Very low levels of 25-hydroxyvitamin D are not associated with immunologic changes or clinical outcome in South African patients with HIV-associated cryptococcal meningitis

Abstract

Background: Vitamin D deficiency is associated with impaired immune responses and increased susceptibility to a number of intracellular pathogens in individuals infected with human immunodeficiency virus (HIV). It is not known whether such an association exists with Cryptococcus neoformans.

Methods: Levels of 25-hydroxyvitamin D (25[OH]D) were measured in 150 patients with cryptococcal meningitis (CM) and 150 HIV-infected controls in Cape Town, South Africa, and associations between vitamin D deficiency and CM were examined. The 25-hydroxyvitamin D levels and cryptococcal notifications were analyzed for evidence of reciprocal seasonality. Associations between 25(OH)D levels and disease severity, immune responses, and microbiological clearance were investigated in the patients with CM.

Results: Vitamin D deficiency (plasma 25[OH]D ≤50 nmol/L) was present in 74% of patients. Vitamin D deficiency was not associated with CM (adjusted odds ratio, 0.93 [95% confidence interval, .6-1.6]; P = .796). Levels of 25(OH)D showed marked seasonality, but no reciprocal seasonality was seen in CM notifications. No significant associations were found between 25(OH)D levels and fungal burden or levels of tumor necrosis factor α, interferon γ, interleukin 6, soluble CD14, or neopterin in cerebrospinal fluid. Rates of fungal clearance did not vary according to vitamin D status.

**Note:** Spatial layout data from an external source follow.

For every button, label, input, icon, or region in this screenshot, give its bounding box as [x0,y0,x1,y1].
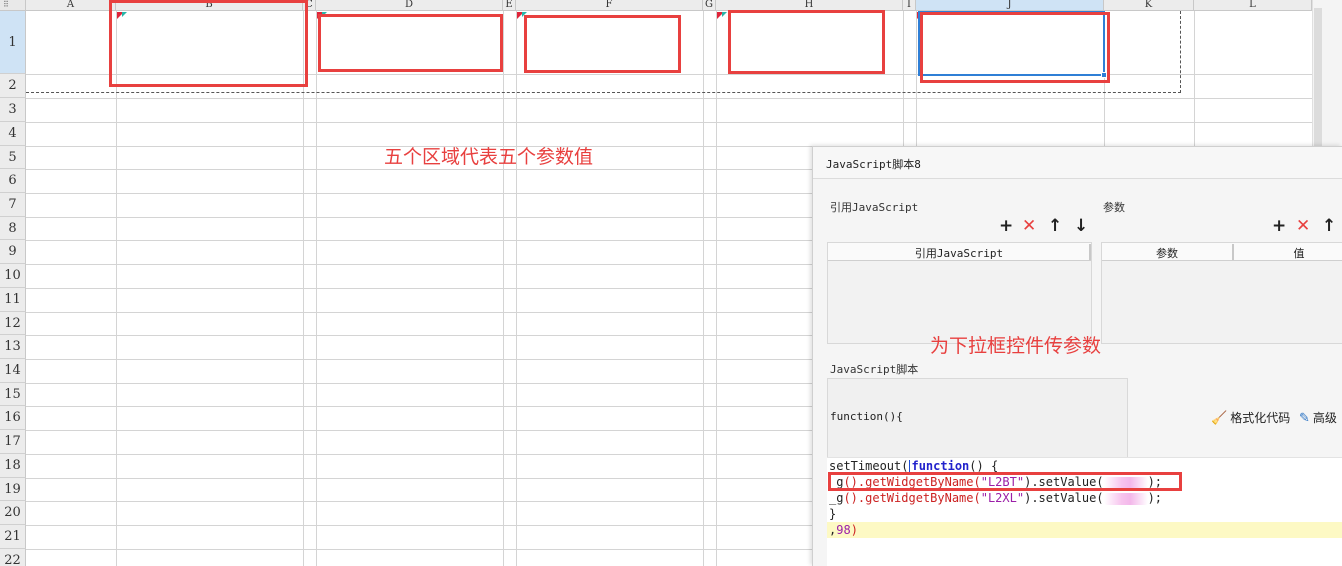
row-header-22[interactable]: 22 [0,549,26,566]
function-header-box: function(){ [827,378,1128,458]
column-header-e[interactable]: E [503,0,516,11]
format-code-label: 格式化代码 [1230,411,1291,425]
format-code-button[interactable]: 🧹 格式化代码 [1211,409,1290,426]
advanced-label: 高级 [1312,411,1337,425]
annotation-pass-params: 为下拉框控件传参数 [930,335,1102,357]
row-header-1[interactable]: 1 [0,11,26,74]
code-line-4: } [829,507,837,521]
select-all-corner[interactable]: ⠿ [0,0,26,11]
delete-ref-icon[interactable]: ✕ [1022,218,1036,235]
row-header-8[interactable]: 8 [0,217,26,240]
scrollbar-thumb[interactable] [1314,8,1322,148]
annotation-box-b1 [109,0,308,87]
column-header-param[interactable]: 参数 [1102,245,1232,261]
params-table[interactable]: 参数 值 [1101,242,1342,344]
row-header-21[interactable]: 21 [0,525,26,549]
annotation-box-d1 [318,14,503,72]
column-header-ref-js[interactable]: 引用JavaScript [828,245,1090,261]
redacted-value [1103,492,1148,505]
row-header-9[interactable]: 9 [0,240,26,264]
ref-js-table[interactable]: 引用JavaScript [827,242,1092,344]
row-header-16[interactable]: 16 [0,406,26,430]
row-header-19[interactable]: 19 [0,478,26,501]
code-line-5: ,98) [829,523,858,537]
javascript-dialog: JavaScript脚本8 引用JavaScript 参数 + ✕ ↑ ↓ + … [812,146,1342,566]
move-up-param-icon[interactable]: ↑ [1322,218,1336,235]
code-line-3: _g().getWidgetByName("L2XL").setValue(); [829,491,1163,505]
annotation-box-j1 [920,12,1110,83]
page-break-line [26,92,1181,93]
function-header: function(){ [830,410,903,423]
move-down-ref-icon[interactable]: ↓ [1074,218,1088,235]
delete-param-icon[interactable]: ✕ [1296,218,1310,235]
row-header-15[interactable]: 15 [0,383,26,406]
params-section-label: 参数 [1103,201,1125,214]
column-header-value[interactable]: 值 [1234,245,1342,261]
row-header-20[interactable]: 20 [0,501,26,525]
annotation-box-code-line [828,472,1182,491]
row-header-13[interactable]: 13 [0,335,26,359]
column-header-a[interactable]: A [26,0,116,11]
current-line-highlight [827,522,1342,538]
page-break-line-vertical [1180,11,1181,93]
row-header-11[interactable]: 11 [0,288,26,312]
annotation-box-h1 [728,10,885,74]
annotation-box-f1 [524,15,681,73]
row-header-3[interactable]: 3 [0,98,26,122]
broom-icon: 🧹 [1211,411,1228,426]
script-section-label: JavaScript脚本 [830,363,919,376]
ref-js-table-header: 引用JavaScript [828,243,1091,261]
grid-icon: ⠿ [3,0,9,9]
column-header-d[interactable]: D [316,0,503,11]
advanced-button[interactable]: ✎ 高级 [1299,409,1337,426]
formula-marker-icon [722,12,727,17]
column-header-j[interactable]: J [916,0,1104,11]
params-table-header: 参数 值 [1102,243,1342,261]
dialog-title: JavaScript脚本8 [826,158,921,171]
row-header-18[interactable]: 18 [0,454,26,478]
column-header-f[interactable]: F [516,0,703,11]
row-header-4[interactable]: 4 [0,122,26,146]
row-header-5[interactable]: 5 [0,146,26,169]
move-up-ref-icon[interactable]: ↑ [1048,218,1062,235]
edit-icon: ✎ [1299,411,1310,426]
column-header-k[interactable]: K [1104,0,1194,11]
column-header-l[interactable]: L [1194,0,1312,11]
add-param-icon[interactable]: + [1272,218,1286,235]
column-header-i[interactable]: I [903,0,916,11]
row-header-10[interactable]: 10 [0,264,26,288]
add-ref-icon[interactable]: + [999,218,1013,235]
annotation-five-params: 五个区域代表五个参数值 [384,146,594,168]
ref-js-section-label: 引用JavaScript [830,201,919,214]
row-header-7[interactable]: 7 [0,193,26,217]
dialog-title-bar: JavaScript脚本8 [813,147,1342,179]
row-header-17[interactable]: 17 [0,430,26,454]
row-header-12[interactable]: 12 [0,312,26,335]
row-header-14[interactable]: 14 [0,359,26,383]
row-header-2[interactable]: 2 [0,74,26,98]
row-header-6[interactable]: 6 [0,169,26,193]
column-header-g[interactable]: G [703,0,716,11]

Conclusions: Vitamin D deficiency does not predispose to the development of CM, or lead to impaired immune responses or microbiological clearance in HIV-infected patients with CM.

Keywords: HIV; South Africa; cryptococcal meningitis; tuberculosis; vitamin D.

Figure 1.

Plasma 25-hydroxyvitamin D (25[OH]D) levels by cryptococcal meningitis status, tuberculosis status, and season. A, Plasma 25(OH)D levels of the whole study population (cases and controls combined), with dashed lines at 75 nmol/L (vitamin D insufficiency), 50 nmol/L (vitamin D deficiency), and 25 nmol/L (severe vitamin D deficiency). B and C, Plasma 25(OH)D levels according to cryptococcal meningitis case status (B) and tuberculosis status (C), with lines at the geometric mean and error bars showing 95% confidence intervals. Levels of 25(OH)D were significantly lower in individuals with tuberculosis than in those without tuberculosis (*34 nmol/L vs 39 nmol/L; P = .029). D, Average number of sunshine hours per month in Cape Town (source: National Oceanic and Atmospheric Administration, available at: www.noaa.gov). E, Levels of 25(OH)D by month (averaged over the 5-year study period) with cosinor regression line. F, Monthly cryptococcal notification rates (averaged over the period 2005–2011) with best-fit regression line. Abbreviations: CM, cryptococcal meningitis; TB, tuberculosis.

Figure 2.

Fungal burden, cerebrospinal fluid (CSF) immune responses, and rate of clearance of infection in cryptococcal meningitis patients with and without vitamin D deficiency. The baseline CSF fungal burden (QCC), rate of clearance of infection (EFA), baseline CSF lymphocyte count, CSF TNF-α concentration, and CSF IFN-γ concentration are shown according to whether patients were vitamin D deficient (plasma 25-hydroxyvitamin D ≤50 nmol/L). Lines indicate the mean in the vitamin D–deficient patients and in those without vitamin D deficiency. No significant differences were present between the vitamin D–deficient and –sufficient groups in any of the variables shown. Abbreviations: CFU, colony-forming units; CSF, cerebrospinal fluid; EFA, early fungicidal activity; IFN, interferon; QCC, quantitative cryptococcal culture; TNF, tumor necrosis factor.